Manipur’s predicament is closely linked to the march of the republic. The erstwhile princely state signed the Instrument of Accession but not the Merger Agreement until 1949, that too under duress. Maharaja Bodhchandra Singh had gone to Shillong for some work in September but he was kept under house arrest in his summer residence and not released till he signed the agreement on September 21, to be put into force from October 15. Prior to this, an anti-monarchy movement had compelled the king to give way to an elected legislature to run the state as specified in a Constitution drawn up hurriedly on the eve of Independence.

This legislative body as well as the Constitution were abolished unceremoniously upon the merger with India. Nariman predicted that for reasons that probably had to do with showing the rebellious former kingdom its place, it was not given full statehood and was, instead, made a Part-C state, its administration handled by a diwan appointed by the Union. Protests were not immediate, probably because Manipur’s affinity with the idea of India was already prominent, but demands for full statehood began soon enough. When public agitation reached a critical threshold, Manipur was upgraded to a Union territory in 1956. When this did not put matters to rest, in 1963, a 30-member territorial council was introduced to give the local elite some say in the state’s administration under the guardianship of a chief commissioner. The same year, on December 1, in the wake of a powerful secessionist movement, the Naga Hills District of Assam was granted full statehood after merging it with the Mon and Tuensang subdivisions of NEFA (now Arunachal Pradesh).

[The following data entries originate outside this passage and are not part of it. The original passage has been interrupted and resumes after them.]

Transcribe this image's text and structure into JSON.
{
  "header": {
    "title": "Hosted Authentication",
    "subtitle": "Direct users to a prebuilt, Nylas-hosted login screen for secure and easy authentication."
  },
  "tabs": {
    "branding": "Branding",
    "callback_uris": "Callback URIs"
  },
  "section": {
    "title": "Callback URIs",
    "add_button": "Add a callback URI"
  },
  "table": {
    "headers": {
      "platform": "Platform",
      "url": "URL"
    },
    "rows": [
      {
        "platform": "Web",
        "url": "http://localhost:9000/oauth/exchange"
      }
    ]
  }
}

Trouble in Manipur, however, did not end, and secessionist sentiments began growing. It was then that full-fledged statehood was granted to it in 1972, together with Meghalaya and Tripura. By then, the belief that no concession from the Union can be gained without violent agitations had become ingrained. Manipur is living the consequences of such thinking to this day. Only a sustained and imaginative policy can purge the region of its oppressive culture of protest.